Life

The Dating App for "Gentlemanly" Guys

by Aria Bendix

No creepers, just gentlemen. That's the promise offered by Dapper, a new dating app designed to preserve chivalry amid the otherwise cutthroat online dating scene. The app, which launches on Nov. 16 in New York City, intends to circumvent what it terms the "creeper factor," which refers to men seeking "fake intimacy" via random hookups, surface-level chats, or empty one-night-stands.

For the most part, the app is more reminiscent of online dating sites like eHarmony and OkCupid than apps like Tinder to which it will inevitably be compared. The process involves creating a profile with pictures and basic information from Facebook, and then selecting certain dates of availability. Dapper then matches you with individuals with whom you might be compatible, and who also are available on the same days.

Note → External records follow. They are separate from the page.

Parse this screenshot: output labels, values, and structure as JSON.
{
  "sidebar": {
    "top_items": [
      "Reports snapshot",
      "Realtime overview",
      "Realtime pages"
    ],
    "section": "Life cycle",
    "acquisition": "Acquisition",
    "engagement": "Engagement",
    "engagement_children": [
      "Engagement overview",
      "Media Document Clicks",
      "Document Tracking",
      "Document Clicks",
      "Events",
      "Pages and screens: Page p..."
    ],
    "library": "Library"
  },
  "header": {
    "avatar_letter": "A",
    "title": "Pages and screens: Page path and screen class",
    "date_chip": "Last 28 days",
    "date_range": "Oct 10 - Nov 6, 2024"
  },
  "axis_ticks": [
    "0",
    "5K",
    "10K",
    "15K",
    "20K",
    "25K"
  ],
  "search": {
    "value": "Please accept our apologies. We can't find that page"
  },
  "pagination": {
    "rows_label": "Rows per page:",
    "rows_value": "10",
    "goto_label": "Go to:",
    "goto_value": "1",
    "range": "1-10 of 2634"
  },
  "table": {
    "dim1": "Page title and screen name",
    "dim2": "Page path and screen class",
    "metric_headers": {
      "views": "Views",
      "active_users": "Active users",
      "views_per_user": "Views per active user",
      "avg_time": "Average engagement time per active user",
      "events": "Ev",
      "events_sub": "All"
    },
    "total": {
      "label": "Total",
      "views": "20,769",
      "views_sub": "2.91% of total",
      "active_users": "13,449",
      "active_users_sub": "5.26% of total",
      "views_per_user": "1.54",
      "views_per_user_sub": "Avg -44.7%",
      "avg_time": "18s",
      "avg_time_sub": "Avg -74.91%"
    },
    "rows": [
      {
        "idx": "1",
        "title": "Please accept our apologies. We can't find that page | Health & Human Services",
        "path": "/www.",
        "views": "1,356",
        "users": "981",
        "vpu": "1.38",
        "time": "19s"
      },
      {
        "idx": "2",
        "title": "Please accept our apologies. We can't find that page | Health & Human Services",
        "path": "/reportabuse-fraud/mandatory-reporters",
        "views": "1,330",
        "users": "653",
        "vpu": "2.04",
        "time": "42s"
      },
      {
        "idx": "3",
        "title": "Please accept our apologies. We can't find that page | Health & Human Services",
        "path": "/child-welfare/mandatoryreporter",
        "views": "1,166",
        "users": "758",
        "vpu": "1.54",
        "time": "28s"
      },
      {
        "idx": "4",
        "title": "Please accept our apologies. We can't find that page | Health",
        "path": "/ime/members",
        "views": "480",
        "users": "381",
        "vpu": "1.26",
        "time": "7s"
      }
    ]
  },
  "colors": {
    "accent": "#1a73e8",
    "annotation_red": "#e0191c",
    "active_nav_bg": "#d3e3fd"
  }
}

In perhaps the only blatant correlation to Tinder, users are able to "like" one another in order to determine their next date. Once two participants have expressed a mutual interest, Dapper sends them on a date to a bar or restaurant. The company has partnered with various New York restaurants like Midtown East's VinoTapa or the Lower East Side's Barramundi Bar, which provide the first drink on the house for all Dapper dates. In keeping with the concept of chivalry, however, female daters are allowed to choose the neighborhoods where the couple will meet.

There's also no messaging before the date, which is refreshing if you're someone (like me) who hates small talk. The decision to eliminate the online "chat" came after Dapper discovered in a July survey that, out of 400 single New Yorkers, 35 percent considered online correspondence before a date useless. According to Dapper founder and CEO Josh Wittman, refusing to allow chatting also helps to foster in-person communication. He tells Mic :

If you believe that you have to talk to somebody face-to-face to get that chemistry, this is the app that will do that for you so you don't end up wasting all that time online.

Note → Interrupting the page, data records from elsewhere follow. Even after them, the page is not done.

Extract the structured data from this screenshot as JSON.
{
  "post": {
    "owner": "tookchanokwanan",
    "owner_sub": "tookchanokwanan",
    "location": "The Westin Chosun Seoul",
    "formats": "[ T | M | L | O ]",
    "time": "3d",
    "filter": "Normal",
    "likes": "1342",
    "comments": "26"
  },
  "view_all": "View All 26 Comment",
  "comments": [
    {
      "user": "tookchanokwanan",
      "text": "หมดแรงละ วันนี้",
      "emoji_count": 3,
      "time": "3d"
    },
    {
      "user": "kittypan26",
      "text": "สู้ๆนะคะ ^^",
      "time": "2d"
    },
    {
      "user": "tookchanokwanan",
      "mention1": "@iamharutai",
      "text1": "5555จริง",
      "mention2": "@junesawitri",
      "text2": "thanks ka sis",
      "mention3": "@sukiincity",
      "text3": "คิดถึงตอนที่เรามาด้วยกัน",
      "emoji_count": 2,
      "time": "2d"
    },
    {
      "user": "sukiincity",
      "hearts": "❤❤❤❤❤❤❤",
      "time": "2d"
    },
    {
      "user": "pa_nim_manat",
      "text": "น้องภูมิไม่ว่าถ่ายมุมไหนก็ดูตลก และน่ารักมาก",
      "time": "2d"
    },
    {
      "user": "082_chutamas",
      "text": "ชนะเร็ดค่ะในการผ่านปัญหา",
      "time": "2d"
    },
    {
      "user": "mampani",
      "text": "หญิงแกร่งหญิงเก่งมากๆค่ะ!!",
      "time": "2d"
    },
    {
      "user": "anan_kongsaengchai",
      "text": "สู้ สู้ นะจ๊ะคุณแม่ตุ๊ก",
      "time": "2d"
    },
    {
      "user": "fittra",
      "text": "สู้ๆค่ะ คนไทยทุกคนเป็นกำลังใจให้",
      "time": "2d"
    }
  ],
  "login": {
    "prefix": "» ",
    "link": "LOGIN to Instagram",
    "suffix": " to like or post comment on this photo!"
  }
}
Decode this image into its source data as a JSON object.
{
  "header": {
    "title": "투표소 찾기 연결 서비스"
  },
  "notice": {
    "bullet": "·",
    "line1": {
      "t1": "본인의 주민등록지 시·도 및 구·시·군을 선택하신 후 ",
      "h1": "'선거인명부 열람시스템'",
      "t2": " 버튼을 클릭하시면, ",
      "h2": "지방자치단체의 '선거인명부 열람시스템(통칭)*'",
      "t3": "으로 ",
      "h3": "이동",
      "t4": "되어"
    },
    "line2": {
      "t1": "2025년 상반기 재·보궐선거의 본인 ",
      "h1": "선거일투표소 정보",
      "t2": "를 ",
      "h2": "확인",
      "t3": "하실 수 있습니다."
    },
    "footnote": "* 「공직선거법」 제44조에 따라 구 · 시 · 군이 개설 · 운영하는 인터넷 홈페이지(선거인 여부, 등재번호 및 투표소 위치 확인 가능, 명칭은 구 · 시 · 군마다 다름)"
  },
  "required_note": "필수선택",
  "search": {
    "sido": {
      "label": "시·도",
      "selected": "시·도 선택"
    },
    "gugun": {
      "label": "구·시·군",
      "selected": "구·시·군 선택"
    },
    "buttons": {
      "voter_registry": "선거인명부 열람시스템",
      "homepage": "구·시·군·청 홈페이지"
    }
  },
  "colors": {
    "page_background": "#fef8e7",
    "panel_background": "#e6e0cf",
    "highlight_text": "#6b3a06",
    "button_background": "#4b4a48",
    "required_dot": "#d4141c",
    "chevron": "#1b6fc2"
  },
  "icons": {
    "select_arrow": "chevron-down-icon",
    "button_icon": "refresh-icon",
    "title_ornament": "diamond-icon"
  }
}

Unfortunately for men, this face-to-face chemistry comes at a price. And here's where Dapper's promising concept goes astray. The app makes men pay $19 per date, while women only pay a mere $9. Men are also forced to a sign a "Gentlemen's Pledge" that allegedly weeds out the creepers from the genuine love-seekers. In order to use the app, all men must agree to the following statement:

My intention for using Dapper is to meet someone for a real romantic connection. I understand that Dapper collects feedback after my dates and will end my membership if I have acted in a non-gentlemanly fashion. I will not push for sex on the first date. I will be courteous at all times. I know how to dance, at least a little bit. I know the difference between confidence and arrogance. I believe that chivalry is not dead. I know how to cook at least one good meal.

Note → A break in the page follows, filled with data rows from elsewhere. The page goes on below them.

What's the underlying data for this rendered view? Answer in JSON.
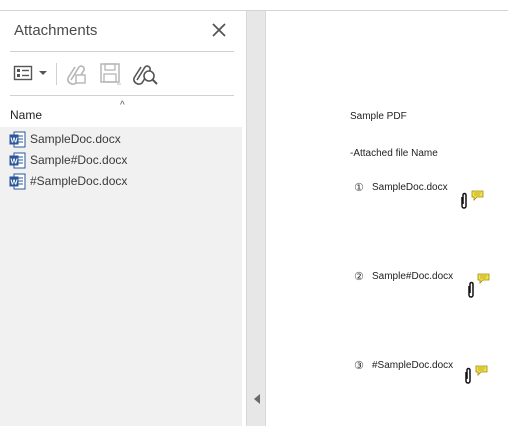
{
  "panel": {
    "title": "Attachments",
    "column_header": "Name",
    "sort_indicator": "^",
    "attachments": [
      {
        "name": "SampleDoc.docx"
      },
      {
        "name": "Sample#Doc.docx"
      },
      {
        "name": "#SampleDoc.docx"
      }
    ]
  },
  "document": {
    "title": "Sample PDF",
    "subtitle": "-Attached file Name",
    "items": [
      {
        "number": "①",
        "label": "SampleDoc.docx"
      },
      {
        "number": "②",
        "label": "Sample#Doc.docx"
      },
      {
        "number": "③",
        "label": "#SampleDoc.docx"
      }
    ]
  },
  "colors": {
    "word_blue": "#2b579a",
    "note_yellow": "#f5e24a",
    "icon_gray": "#555555",
    "disabled_gray": "#b5b5b5"
  },
  "icons": {
    "close": "close-icon",
    "options": "options-list-icon",
    "open": "open-attachment-icon",
    "save": "save-icon",
    "search": "search-attachment-icon",
    "word": "word-doc-icon",
    "paperclip": "paperclip-icon",
    "note": "comment-note-icon"
  }
}
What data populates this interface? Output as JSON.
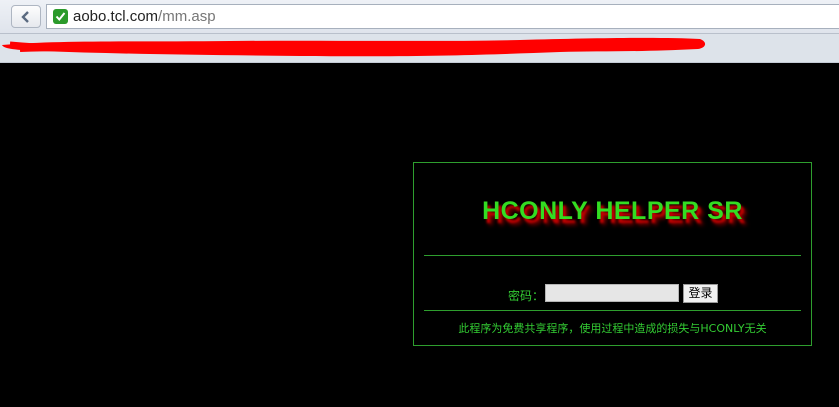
{
  "browser": {
    "url_host": "aobo.tcl.com",
    "url_path": "/mm.asp",
    "back_icon": "chevron-left-icon",
    "secure_icon": "check-icon",
    "secure_color": "#2b9a2b"
  },
  "page": {
    "background": "#000000",
    "title": "HCONLY HELPER SR",
    "title_color": "#33dd22",
    "title_shadow_color": "#c00000",
    "password_label": "密码：",
    "password_value": "",
    "login_button_label": "登录",
    "disclaimer": "此程序为免费共享程序，使用过程中造成的损失与HCONLY无关",
    "accent_color": "#33cc33"
  },
  "redaction_color": "#ff0000"
}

I'm hoping that dancing part is a joke, but the rest most certainly is not. Three demonstrations of behaving in a "non-gentlemanly fashion" and a man will be kicked off the app (at the end of the date, each woman is asked to report "bad behavior.")

Like many, I'm still in the process of refining my thoughts on chivalry, but I think it's safe to say that both the app and its "Gentleman's Pledge" have little faith in women's ability to determine who's a creeper and who's not. While the intent to protect women from the stereotypical misogynist asshole they might find on Tinder is admirable, I strongly question Dapper's ability to spot this man above my own. What's more, what might be considered "arrogance" to some is simply "confidence" to others, and some women feel it's against their feminist principles for men behave in a traditionally "courteous" fashion by holding a door open or offering to pay the check.

On the whole, then, Dapper's "Gentlemen's Pledge" seems quite arbitrary, and not at all a good indication of a decent individual. Still, I'm willing to overlook the pledge seeing as it's a well-intentioned precautionary measure to protect female users. What I can't quite wrap my head around, however, is why men are asked to pay $10 more than women to go on a date. In a climate where women are constantly fighting for wage equality, placing men at a disadvantage seems to present a similar problem in reverse.

All the same, Josh Wittman argues that disadvantaging men is better than the way other dating apps are structured. He admits to being "totally, utterly one-sided in how we approach the process — we're basically calling out the guys... [but] I think that's a bigger issue than the other way around."

By this, I'm assuming he means it's better to have men pay a little extra money and sign a pledge than have a woman go on a date with a douchebag. Unfortunately, I'd argue that there's no way to screen for douchebag-ery, and that even the term itself is subjective. While Dapper's intentions are pure, then, perhaps the company has underestimated the power of a good old-fashioned judgment call.